EGU24-11026, updated on 08 Mar 2024
EGU General Assembly 2024
© Author(s) 2024. This work is distributed under
the Creative Commons Attribution 4.0 License.

Downscaling ESA CCI Soil Moisture: From 0.25° to 0.01° using a two-step machine learning approach

Thomas Himmer1, Carolina Damm1, Luca Zappa1,2, and Wouter Dorigo1
Thomas Himmer et al.
  • 1TU Wien, Research Group Climate and Environmental Remote Sensing, Department of Geodesy and Geoinformation, Austria (
  • 2Environment Agency Austria

Soil moisture (SM) is a key component of the Earth system and a key factor in climatological and hydrological processes as it regulates water, carbon and energy fluxes between land and atmosphere. For various applications – including monitoring and forecasting of hydro-climatic extremes (floods, droughts), forest fires, and crop yield estimation – high-resolution SM information is required. Currently, the ESA CCI (Climate Change Initiative) product provides a long-term, global record of SM with daily temporal resolution and a spatial resolution of 25km (0.25°). This coarse resolution can limit its usefulness in some of the mentioned fields of application.
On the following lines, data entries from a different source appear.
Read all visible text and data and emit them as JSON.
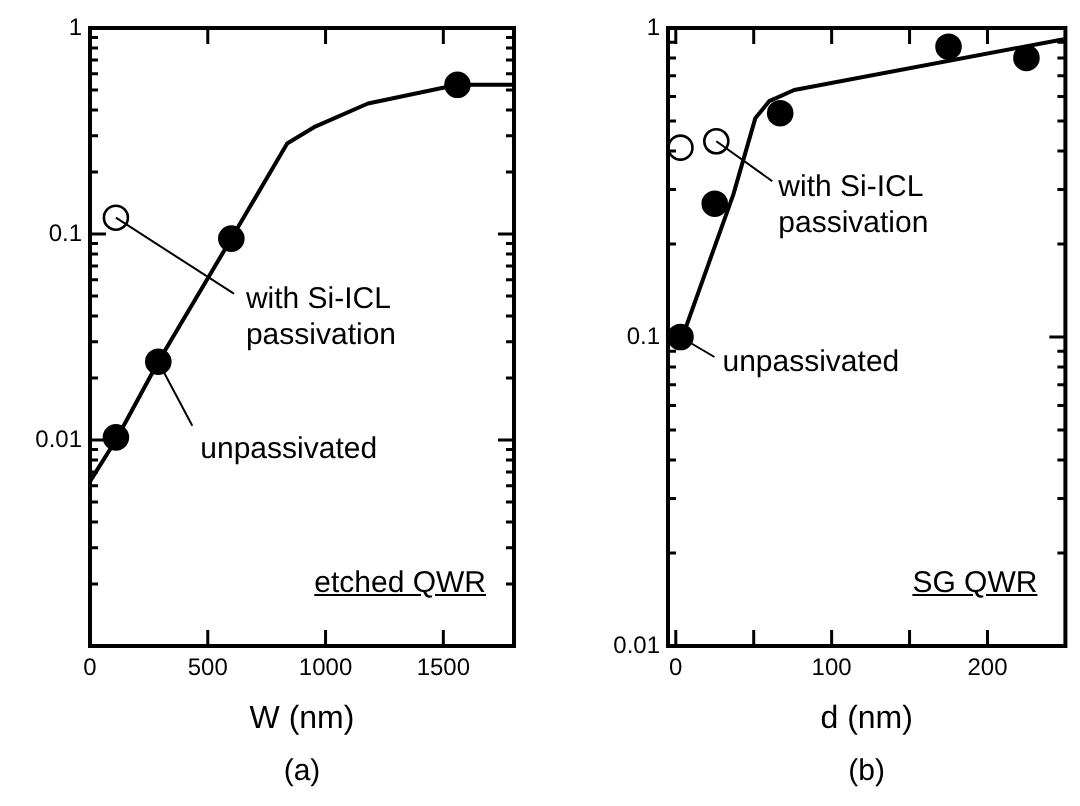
{
  "chart_data": [
    {
      "type": "scatter",
      "xlabel": "W (nm)",
      "xlim": [
        0,
        1800
      ],
      "xticks": [
        0,
        500,
        1000,
        1500
      ],
      "ylim": [
        0.001,
        1
      ],
      "log": "y",
      "grid": false,
      "yticks": [
        {
          "value": 0.001,
          "label": null
        },
        {
          "value": 0.002,
          "label": null
        },
        {
          "value": 0.003,
          "label": null
        },
        {
          "value": 0.004,
          "label": null
        },
        {
          "value": 0.005,
          "label": null
        },
        {
          "value": 0.006,
          "label": null
        },
        {
          "value": 0.007,
          "label": null
        },
        {
          "value": 0.008,
          "label": null
        },
        {
          "value": 0.009,
          "label": null
        },
        0.01,
        {
          "value": 0.02,
          "label": null
        },
        {
          "value": 0.03,
          "label": null
        },
        {
          "value": 0.04,
          "label": null
        },
        {
          "value": 0.05,
          "label": null
        },
        {
          "value": 0.06,
          "label": null
        },
        {
          "value": 0.07,
          "label": null
        },
        {
          "value": 0.08,
          "label": null
        },
        {
          "value": 0.09,
          "label": null
        },
        0.1,
        {
          "value": 0.2,
          "label": null
        },
        {
          "value": 0.3,
          "label": null
        },
        {
          "value": 0.4,
          "label": null
        },
        {
          "value": 0.5,
          "label": null
        },
        {
          "value": 0.6,
          "label": null
        },
        {
          "value": 0.7,
          "label": null
        },
        {
          "value": 0.8,
          "label": null
        },
        {
          "value": 0.9,
          "label": null
        },
        1
      ],
      "series": [
        {
          "type": "line",
          "marker": "none",
          "color": "#000000",
          "x": [
            0,
            110,
            290,
            600,
            837,
            951,
            1180,
            1560,
            1800
          ],
          "values": [
            0.0063,
            0.01,
            0.024,
            0.095,
            0.275,
            0.33,
            0.43,
            0.53,
            0.53
          ]
        },
        {
          "type": "scatter",
          "marker": "circle",
          "color": "#000000",
          "x": [
            110,
            290,
            600,
            1560
          ],
          "values": [
            0.0103,
            0.024,
            0.095,
            0.53
          ]
        },
        {
          "type": "scatter",
          "marker": "circle",
          "color": "#ffffff",
          "x": [
            110
          ],
          "values": [
            0.12
          ]
        }
      ],
      "annotations": [
        {
          "text": "with Si-ICL passivation",
          "x": 110,
          "y": 0.12
        },
        {
          "text": "unpassivated",
          "x": 290,
          "y": 0.024
        },
        "etched QWR",
        "(a)"
      ]
    },
    {
      "type": "scatter",
      "xlabel": "d (nm)",
      "xlim": [
        -5,
        250
      ],
      "xticks": [
        0,
        {
          "value": 50,
          "label": null
        },
        100,
        {
          "value": 150,
          "label": null
        },
        200
      ],
      "ylim": [
        0.01,
        1
      ],
      "log": "y",
      "grid": false,
      "yticks": [
        0.01,
        {
          "value": 0.02,
          "label": null
        },
        {
          "value": 0.03,
          "label": null
        },
        {
          "value": 0.04,
          "label": null
        },
        {
          "value": 0.05,
          "label": null
        },
        {
          "value": 0.06,
          "label": null
        },
        {
          "value": 0.07,
          "label": null
        },
        {
          "value": 0.08,
          "label": null
        },
        {
          "value": 0.09,
          "label": null
        },
        0.1,
        {
          "value": 0.2,
          "label": null
        },
        {
          "value": 0.3,
          "label": null
        },
        {
          "value": 0.4,
          "label": null
        },
        {
          "value": 0.5,
          "label": null
        },
        {
          "value": 0.6,
          "label": null
        },
        {
          "value": 0.7,
          "label": null
        },
        {
          "value": 0.8,
          "label": null
        },
        {
          "value": 0.9,
          "label": null
        },
        1
      ],
      "series": [
        {
          "type": "line",
          "marker": "none",
          "color": "#000000",
          "x": [
            3,
            37,
            51,
            60,
            76,
            249
          ],
          "values": [
            0.096,
            0.29,
            0.51,
            0.58,
            0.63,
            0.92
          ]
        },
        {
          "type": "scatter",
          "marker": "circle",
          "color": "#000000",
          "x": [
            3,
            25,
            67,
            175,
            225
          ],
          "values": [
            0.1,
            0.27,
            0.53,
            0.87,
            0.8
          ]
        },
        {
          "type": "scatter",
          "marker": "circle",
          "color": "#ffffff",
          "x": [
            3,
            26
          ],
          "values": [
            0.41,
            0.43
          ]
        }
      ],
      "annotations": [
        {
          "text": "with Si-ICL passivation",
          "x": 26,
          "y": 0.43
        },
        {
          "text": "unpassivated",
          "x": 3,
          "y": 0.1
        },
        "SG QWR",
        "(b)"
      ]
    }
  ]
}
This study aims to improve the spatial resolution of the ESA CCI SM product to 1km (0.01°) through machine learning, incorporating dynamic and static ancillary variables influencing the spatial organization of SM at this finer scale. This procedure consists of two steps, in which the coarse resolution data is first downscaled to 0.05° and then further to 0.01°. Currently, the ancillary variables used in the downscaling process consist of land cover information from the Copernicus Global Land Service (CGLS) including soil properties, land cover types, the Normalized Difference Vegetation Index (NDVI) and a digital elevation model. Recent assessments against in-situ measurements from the International Soil Moisture Network (ISMN) across Europe reveal that the downscaled SM offers a more detailed portrayal of the spatial distribution of SM compared to the original ESA CCI product while retaining the high temporal accuracy. However, these investigations also show that the impact of the NDVI on the model prediction is small.

In future iterations of the downscaling model, the goal is to explore possibilities for incorporating more influential variables that achieve greater information gain (e.g. Land surface temperature) and to examine other machine learning approaches in addition to the currently used random forest regressor to further improve the downscaling accuracy.

How to cite: Himmer, T., Damm, C., Zappa, L., and Dorigo, W.: Downscaling ESA CCI Soil Moisture: From 0.25° to 0.01° using a two-step machine learning approach, EGU General Assembly 2024, Vienna, Austria, 14–19 Apr 2024, EGU24-11026,, 2024.